Şunu belirtmek isterim ki, ezanı işiten herkes ama herkes uzak yakın demeden camiye cemaate gelmekte mükelleftir. Bu durumda ancak ve ancak özür sahipleri müstesnadır ve müstesna tutulmuştur. Allah Zülcelal Hazretleri cemaat için camiye gelen bütün kullarına adım başına sevap vermektedir. Şunu da açıklığı ile ifade edeyim ki camiye olan mesafe ne kadar uzaksa Allah nezdinde verilecek ecir ve mükafatta o kadar artmaktadır. Öbür yandan cami ve mescitlere devam etmeyi insanın kendisine alışkanlık haline getirmeyi gerçek mümin olmanın bir alameti kılınmıştır. Tirmizi İman 8

Aynı zamanda bu güzel alışkanlık mescitleri imar etmek olarak değerlendirilmiştir. Böyle hayırlı amelleri de ancak Allah’a ve ahret gününe inanan iman eden namaz kılan zekatı veren aynı zamanda da Allah Zülcelalden başka kimseden korkmayanların işleyebileceği ifade edilmiştir. İşte istikamet üzere olabilmek hem bu nimetlerden uzaklaşmamak ancak bu gibi çok güzel amellerle mümkün olabilir.

Allah Zülcelal Hazretleri Kuran-ı Kerim’in Tövbe suresi ayet 18’de şöyle buyurmaktadır; “Allah’ın mescitlerini ancak Allah’a ve ahret gününe iman eden, namazı dosdoğru kılan, zekatı veren Allah’’tan başka kimseden korkmayanlar imar eder. İşte hidayete ermiş olmaları umulanlar da bunlardır.

Bizzat Allah-u Teala ve Peygamberin açıkça ifade ederek vaat edilen bütün bu mükafatları bir kenara iterek cemaati terk edenler İslam’a zarar verdikleri gibi kendi nefislerine karşı da en büyük zulmü yapmaktadırlar.

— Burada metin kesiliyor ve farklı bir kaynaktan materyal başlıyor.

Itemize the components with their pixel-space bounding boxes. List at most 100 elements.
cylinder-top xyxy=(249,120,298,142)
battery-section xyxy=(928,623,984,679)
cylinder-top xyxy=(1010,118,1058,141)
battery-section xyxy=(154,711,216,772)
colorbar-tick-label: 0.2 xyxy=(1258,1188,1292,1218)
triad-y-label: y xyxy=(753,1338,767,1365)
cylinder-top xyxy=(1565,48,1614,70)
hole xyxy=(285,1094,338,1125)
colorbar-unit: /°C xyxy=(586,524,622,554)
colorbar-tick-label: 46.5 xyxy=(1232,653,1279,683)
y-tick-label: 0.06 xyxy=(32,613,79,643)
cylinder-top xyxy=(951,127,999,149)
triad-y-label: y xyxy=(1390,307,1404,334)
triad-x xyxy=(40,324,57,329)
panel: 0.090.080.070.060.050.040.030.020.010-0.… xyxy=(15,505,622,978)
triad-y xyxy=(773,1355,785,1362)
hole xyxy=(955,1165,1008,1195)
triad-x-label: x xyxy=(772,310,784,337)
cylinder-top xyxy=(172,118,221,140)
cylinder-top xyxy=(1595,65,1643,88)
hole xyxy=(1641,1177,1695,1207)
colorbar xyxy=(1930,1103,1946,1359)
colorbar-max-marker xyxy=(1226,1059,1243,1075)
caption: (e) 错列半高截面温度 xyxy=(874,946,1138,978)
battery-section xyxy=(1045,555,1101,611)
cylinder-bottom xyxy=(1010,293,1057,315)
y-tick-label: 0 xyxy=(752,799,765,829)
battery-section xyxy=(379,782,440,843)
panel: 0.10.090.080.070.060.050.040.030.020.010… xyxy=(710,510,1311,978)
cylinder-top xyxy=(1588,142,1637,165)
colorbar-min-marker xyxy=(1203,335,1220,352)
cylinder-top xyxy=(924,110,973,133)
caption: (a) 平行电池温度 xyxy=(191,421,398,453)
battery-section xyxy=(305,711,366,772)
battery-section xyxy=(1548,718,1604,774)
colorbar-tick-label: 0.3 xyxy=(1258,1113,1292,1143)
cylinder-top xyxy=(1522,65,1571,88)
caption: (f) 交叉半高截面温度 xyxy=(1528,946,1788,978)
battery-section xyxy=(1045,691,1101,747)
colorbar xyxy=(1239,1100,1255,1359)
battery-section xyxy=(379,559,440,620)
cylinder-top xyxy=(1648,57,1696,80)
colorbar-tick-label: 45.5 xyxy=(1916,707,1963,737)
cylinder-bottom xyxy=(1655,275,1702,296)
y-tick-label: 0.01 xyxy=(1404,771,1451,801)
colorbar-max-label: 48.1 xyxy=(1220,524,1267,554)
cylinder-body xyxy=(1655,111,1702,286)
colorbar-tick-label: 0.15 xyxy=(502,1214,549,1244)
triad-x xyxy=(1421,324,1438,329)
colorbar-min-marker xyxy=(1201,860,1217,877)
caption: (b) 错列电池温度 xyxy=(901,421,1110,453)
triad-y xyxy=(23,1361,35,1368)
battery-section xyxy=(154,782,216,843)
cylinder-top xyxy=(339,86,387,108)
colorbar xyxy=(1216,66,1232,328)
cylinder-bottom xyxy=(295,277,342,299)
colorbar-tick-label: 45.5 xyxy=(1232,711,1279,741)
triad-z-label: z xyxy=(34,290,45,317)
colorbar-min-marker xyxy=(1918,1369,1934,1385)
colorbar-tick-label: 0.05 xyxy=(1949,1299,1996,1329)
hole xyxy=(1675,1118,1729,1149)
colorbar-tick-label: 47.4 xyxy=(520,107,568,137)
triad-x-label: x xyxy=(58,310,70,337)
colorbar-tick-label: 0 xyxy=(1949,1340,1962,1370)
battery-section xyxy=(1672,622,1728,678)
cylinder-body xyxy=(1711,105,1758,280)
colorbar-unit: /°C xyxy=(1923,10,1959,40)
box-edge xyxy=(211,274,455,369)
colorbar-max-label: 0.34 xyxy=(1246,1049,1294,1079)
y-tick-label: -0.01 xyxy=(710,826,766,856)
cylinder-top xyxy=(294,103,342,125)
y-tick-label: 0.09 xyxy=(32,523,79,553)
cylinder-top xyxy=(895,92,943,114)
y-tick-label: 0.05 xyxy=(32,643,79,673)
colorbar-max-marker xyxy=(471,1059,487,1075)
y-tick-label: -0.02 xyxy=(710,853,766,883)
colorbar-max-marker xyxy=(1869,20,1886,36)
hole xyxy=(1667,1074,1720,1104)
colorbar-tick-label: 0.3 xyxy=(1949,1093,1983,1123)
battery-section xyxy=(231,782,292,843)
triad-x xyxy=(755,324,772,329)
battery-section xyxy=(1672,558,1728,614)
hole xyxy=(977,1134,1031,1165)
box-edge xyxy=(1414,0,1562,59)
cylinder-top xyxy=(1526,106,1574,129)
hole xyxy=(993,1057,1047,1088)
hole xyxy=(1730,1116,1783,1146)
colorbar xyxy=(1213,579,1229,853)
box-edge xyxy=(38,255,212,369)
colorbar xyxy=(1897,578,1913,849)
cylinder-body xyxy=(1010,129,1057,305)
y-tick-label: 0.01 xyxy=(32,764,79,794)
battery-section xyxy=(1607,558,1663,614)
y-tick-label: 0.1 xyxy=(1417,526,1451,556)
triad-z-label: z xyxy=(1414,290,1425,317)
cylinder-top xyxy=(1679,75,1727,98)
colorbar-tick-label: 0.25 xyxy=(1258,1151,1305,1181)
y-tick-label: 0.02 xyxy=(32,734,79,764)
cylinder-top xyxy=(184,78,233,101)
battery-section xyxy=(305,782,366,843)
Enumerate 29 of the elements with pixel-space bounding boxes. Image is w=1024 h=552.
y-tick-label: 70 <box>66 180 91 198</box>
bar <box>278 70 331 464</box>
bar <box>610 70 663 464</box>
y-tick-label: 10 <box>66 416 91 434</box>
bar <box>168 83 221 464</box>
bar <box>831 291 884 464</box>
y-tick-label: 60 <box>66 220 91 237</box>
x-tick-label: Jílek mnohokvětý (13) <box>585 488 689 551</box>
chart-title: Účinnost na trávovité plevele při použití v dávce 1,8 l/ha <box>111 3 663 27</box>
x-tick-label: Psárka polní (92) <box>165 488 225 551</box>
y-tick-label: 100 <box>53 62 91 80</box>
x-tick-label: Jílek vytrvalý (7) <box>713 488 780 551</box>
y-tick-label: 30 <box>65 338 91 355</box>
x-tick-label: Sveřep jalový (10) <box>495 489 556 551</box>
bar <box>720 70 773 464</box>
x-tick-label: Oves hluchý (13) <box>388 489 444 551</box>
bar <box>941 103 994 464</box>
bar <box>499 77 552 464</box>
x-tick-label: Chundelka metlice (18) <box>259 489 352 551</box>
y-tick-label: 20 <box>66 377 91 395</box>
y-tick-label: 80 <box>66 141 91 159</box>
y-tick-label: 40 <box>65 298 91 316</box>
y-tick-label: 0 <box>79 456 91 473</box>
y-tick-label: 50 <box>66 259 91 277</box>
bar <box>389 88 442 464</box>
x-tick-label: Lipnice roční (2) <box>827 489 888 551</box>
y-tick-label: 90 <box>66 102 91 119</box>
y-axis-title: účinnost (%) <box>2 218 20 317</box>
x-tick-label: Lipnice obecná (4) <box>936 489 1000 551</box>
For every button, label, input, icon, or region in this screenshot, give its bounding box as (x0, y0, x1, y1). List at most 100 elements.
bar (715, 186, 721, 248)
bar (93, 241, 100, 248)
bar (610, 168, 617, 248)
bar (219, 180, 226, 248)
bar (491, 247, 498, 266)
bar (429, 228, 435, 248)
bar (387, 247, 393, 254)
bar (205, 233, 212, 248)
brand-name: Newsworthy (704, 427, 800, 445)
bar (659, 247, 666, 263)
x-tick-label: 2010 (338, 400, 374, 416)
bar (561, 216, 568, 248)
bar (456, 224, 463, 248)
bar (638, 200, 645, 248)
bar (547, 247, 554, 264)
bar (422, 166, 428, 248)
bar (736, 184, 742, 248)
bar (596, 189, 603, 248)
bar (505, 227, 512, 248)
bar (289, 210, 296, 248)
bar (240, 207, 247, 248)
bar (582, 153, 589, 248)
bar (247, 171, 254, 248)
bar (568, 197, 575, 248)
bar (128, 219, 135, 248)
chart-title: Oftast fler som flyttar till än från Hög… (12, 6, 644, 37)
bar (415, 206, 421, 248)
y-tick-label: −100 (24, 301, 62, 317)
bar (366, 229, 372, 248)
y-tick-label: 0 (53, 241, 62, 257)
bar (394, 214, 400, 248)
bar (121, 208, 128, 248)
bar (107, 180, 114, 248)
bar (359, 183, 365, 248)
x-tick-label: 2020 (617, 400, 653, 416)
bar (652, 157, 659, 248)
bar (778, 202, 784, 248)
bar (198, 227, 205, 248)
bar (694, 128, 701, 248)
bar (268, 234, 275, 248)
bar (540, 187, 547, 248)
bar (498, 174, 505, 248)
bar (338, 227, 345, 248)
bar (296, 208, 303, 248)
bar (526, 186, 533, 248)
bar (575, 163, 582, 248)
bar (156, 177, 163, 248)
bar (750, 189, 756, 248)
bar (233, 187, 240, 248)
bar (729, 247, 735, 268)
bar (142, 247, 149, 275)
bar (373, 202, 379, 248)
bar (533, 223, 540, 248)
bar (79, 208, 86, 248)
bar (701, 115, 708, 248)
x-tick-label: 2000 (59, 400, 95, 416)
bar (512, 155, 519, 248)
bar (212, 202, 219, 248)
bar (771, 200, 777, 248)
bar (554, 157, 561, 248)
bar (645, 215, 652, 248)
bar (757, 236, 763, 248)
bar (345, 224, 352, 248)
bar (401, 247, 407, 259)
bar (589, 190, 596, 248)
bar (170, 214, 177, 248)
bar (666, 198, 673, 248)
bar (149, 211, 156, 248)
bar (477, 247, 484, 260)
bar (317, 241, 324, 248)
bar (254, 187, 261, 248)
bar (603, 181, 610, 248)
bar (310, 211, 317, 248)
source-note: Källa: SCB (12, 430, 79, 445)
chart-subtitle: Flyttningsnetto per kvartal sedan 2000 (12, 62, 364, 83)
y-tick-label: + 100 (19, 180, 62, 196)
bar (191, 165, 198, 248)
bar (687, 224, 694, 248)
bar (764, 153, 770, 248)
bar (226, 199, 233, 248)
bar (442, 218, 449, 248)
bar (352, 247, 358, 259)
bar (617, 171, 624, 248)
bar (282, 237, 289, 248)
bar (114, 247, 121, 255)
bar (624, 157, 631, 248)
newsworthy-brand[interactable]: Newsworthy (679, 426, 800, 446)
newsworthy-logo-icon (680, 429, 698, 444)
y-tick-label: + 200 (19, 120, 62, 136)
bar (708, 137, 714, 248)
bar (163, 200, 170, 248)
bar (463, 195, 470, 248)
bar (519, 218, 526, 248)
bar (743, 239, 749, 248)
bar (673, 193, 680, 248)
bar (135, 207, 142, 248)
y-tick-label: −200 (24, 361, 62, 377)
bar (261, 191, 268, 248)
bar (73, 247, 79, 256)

Yazıma yine bir Hadisi Şerifle son veriyorum. Allah Resulü bir Hadisi Şerifinde cemaate gelmeyenleri şöyle tehdit etmiştir; “Canımı, gücü ve kudreti ile elinde tutan Allah’a yemin ederek söylüyorum, içimden öyle geçiyor ki odun toplanmasını emredeyim. Odun yığılsın sonra namazı emredeyim. Ezan okunsun. Daha sonra birine cemaate imam olmasını emredeyim, cemaate gelmeyenlere gidip onları içindeyken evlerini yakayım. Ruhumu kudret elinde tutan Allah’a yemin ederim ki bu cemaatten geri kalanların herhangi biri burada semiz etli bir kemik parçası veya iki tane güzel parça bulacağını bilse hemen yatsıya gelirdi.” Buhari Ahkam 52, Ezan 29, Müslüm Mescid 251-254

Not: Peygamber (S.A.V.) Efendimizin buradaki maksadı cemaate gelmeyenlerin evleri yakmaya cevaz vermek değil, cemaate devam etmenin ne kadar büyük bir ihmal olduğunu bildirmektedir. Yoksa haşa o Yüce Peygamber Efendimizden öyle bir olayı inançsızlardan veya münafıklardan bile akıllarından geçirmezler. Burada öngörüldüğü gibi cemaatin faziletini ve ehemmiyetini bildirmiş oluyor. Saygılarımla.